Madagascar + 1 more

UN takes new steps to coordinate aid efforts in Mozambique

Against the backdrop of more relief aid arriving in flood-stricken Mozambique, the United Nations World Food Programme (WFP) said today that the water in many areas was receding.
According to a UN spokesman, the humanitarian envoy sent by the Secretary-General has made a helicopter assessment of the Save River basin -- one of the three river basins worst hit by the flooding.

The envoy, Ross Mountain, has also identified lead agencies and set up a mechanism in Maputo to coordinate the work of UN agencies, international organizations, and non-governmental organizations. WFP has been charged with logistics and food, and UNICEF, the UN Children's Fund, will be taking the lead in water and sanitation issues.

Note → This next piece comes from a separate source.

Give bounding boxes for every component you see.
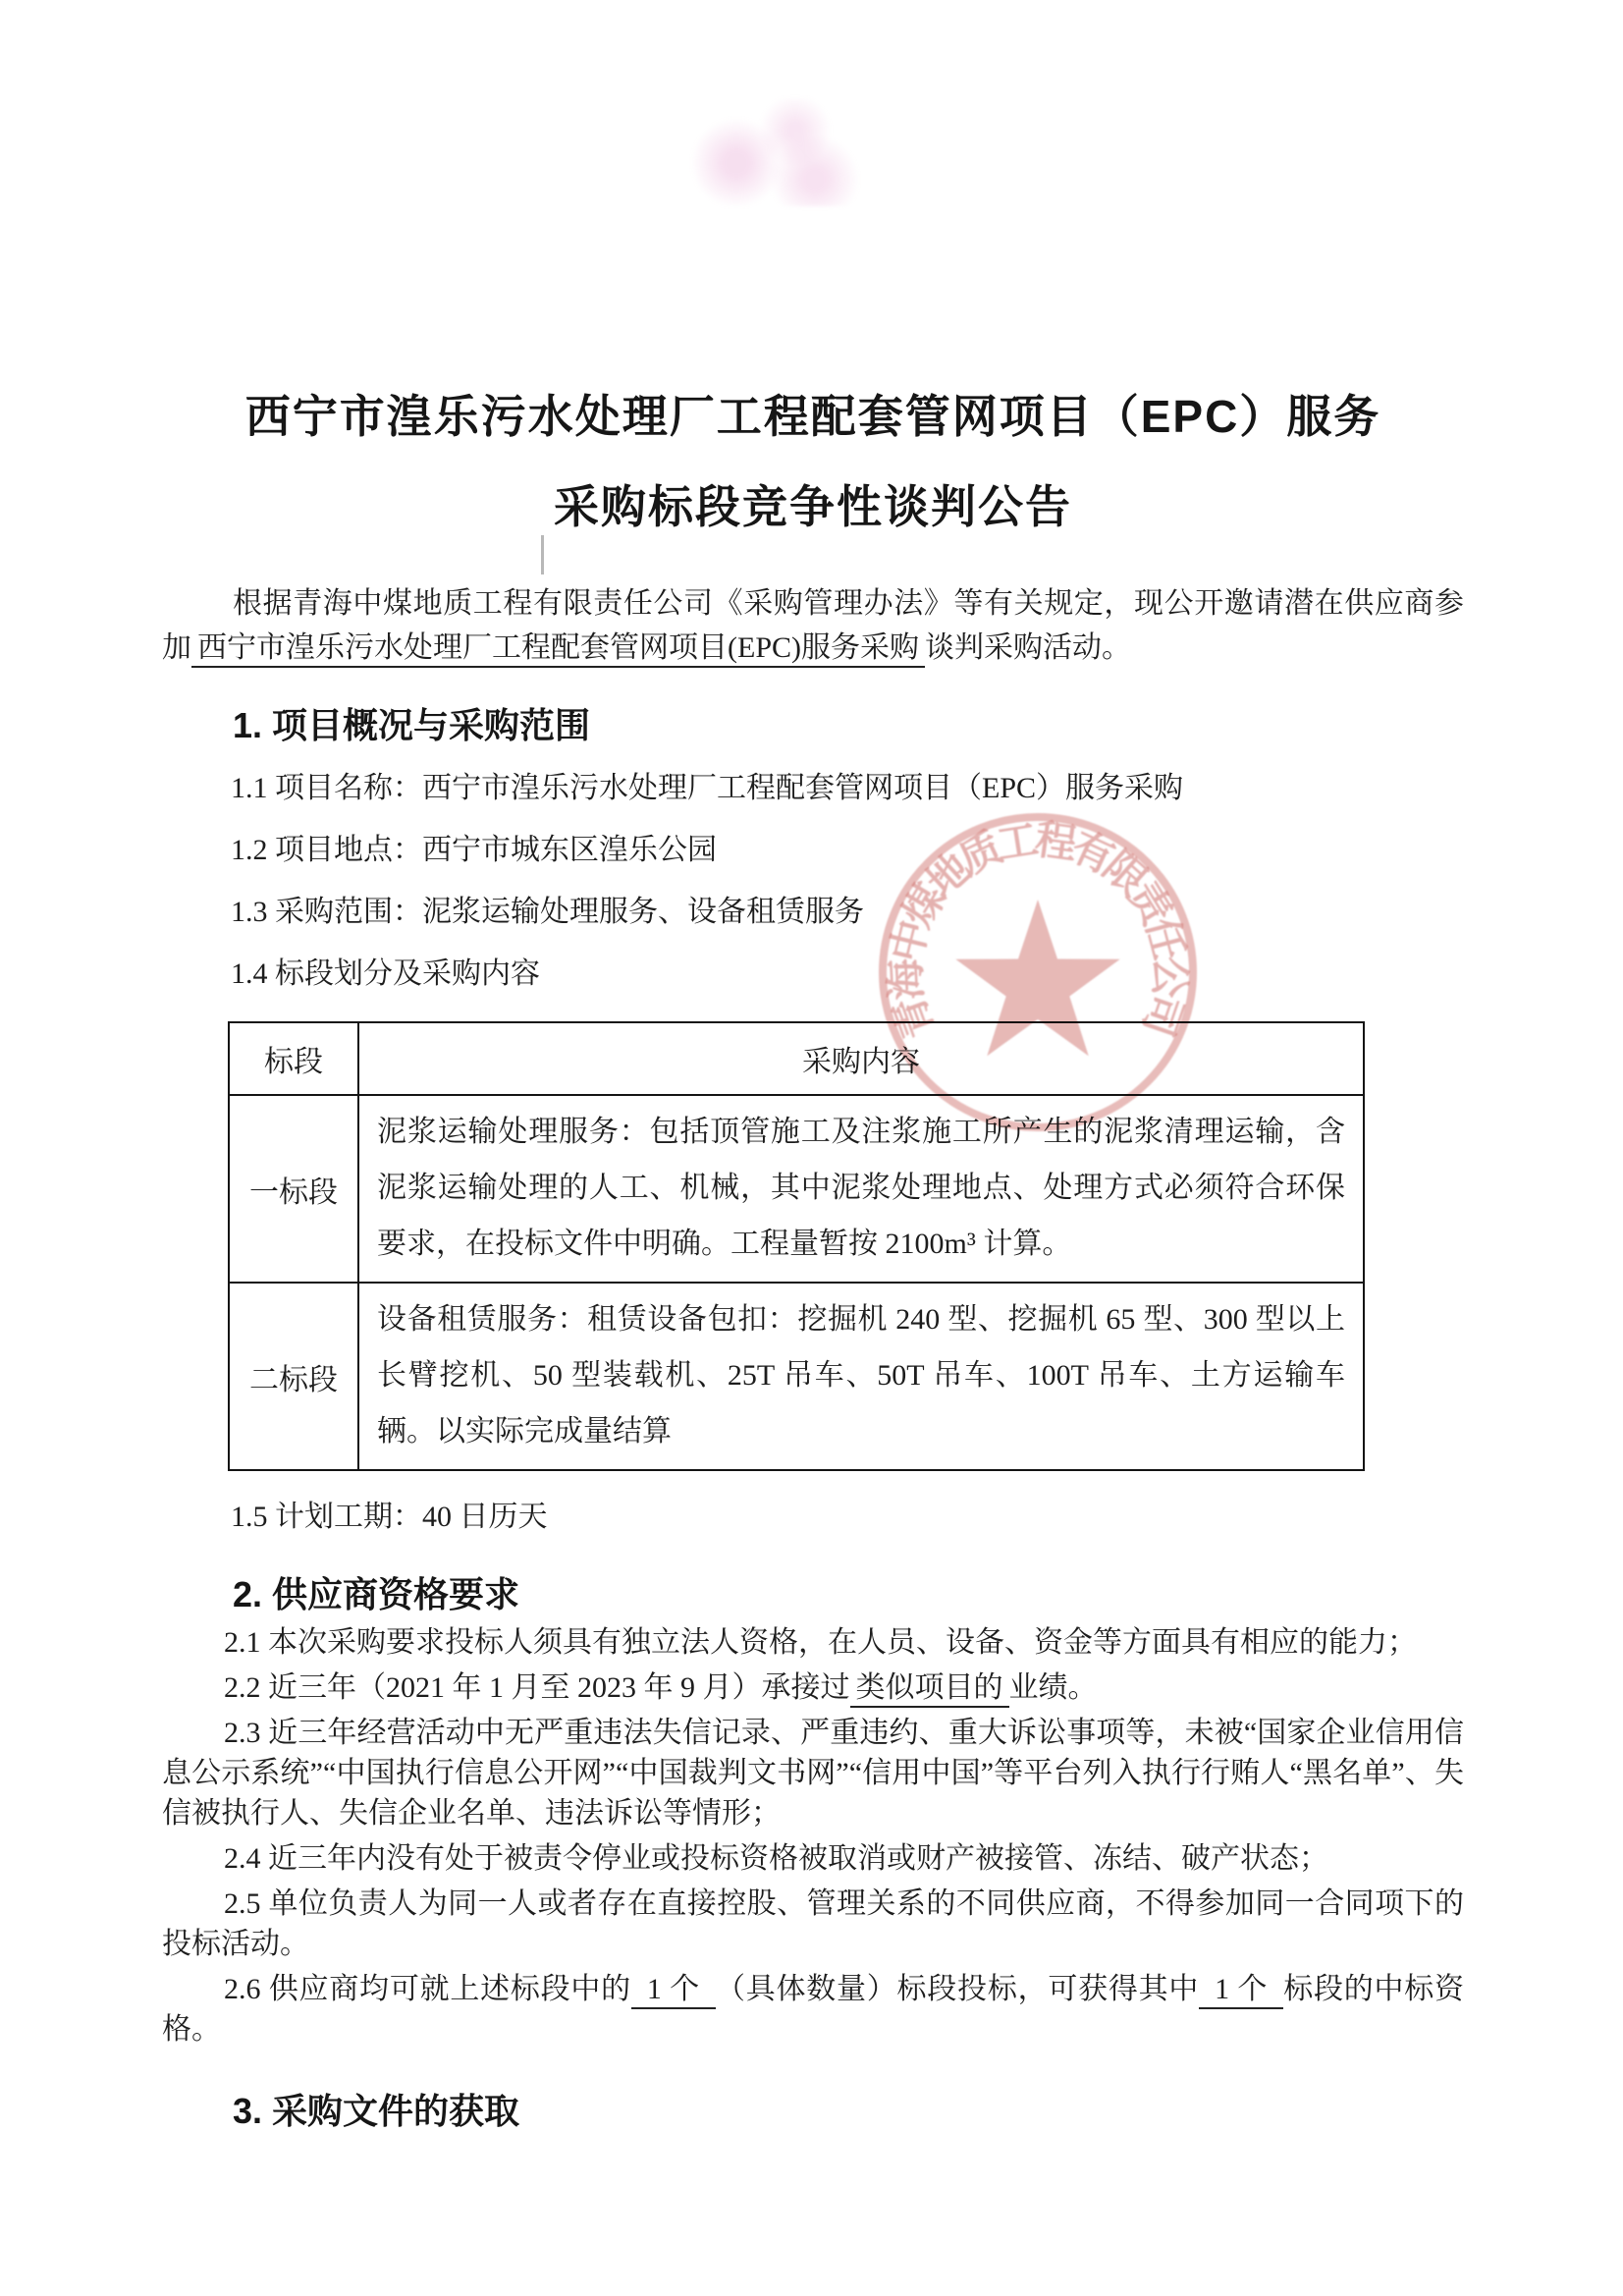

In other news, UNICEF has received reports that as many as 30 per cent of children in some camps in Mozambique may have been separated from their families. The agency noted that rescue efforts have emphasized children first, which may explain how some children have been separated from family members.

The UN children's agency also said that it was rushing by air shipment more than 15 tonnes of medical supplies and high-energy biscuits to Madagascar, where 600,000 people have been affected by flooding. UNICEF said a cholera epidemic in which 11,000 people have been affected in just the last 12 weeks could be exacerbated by the disaster.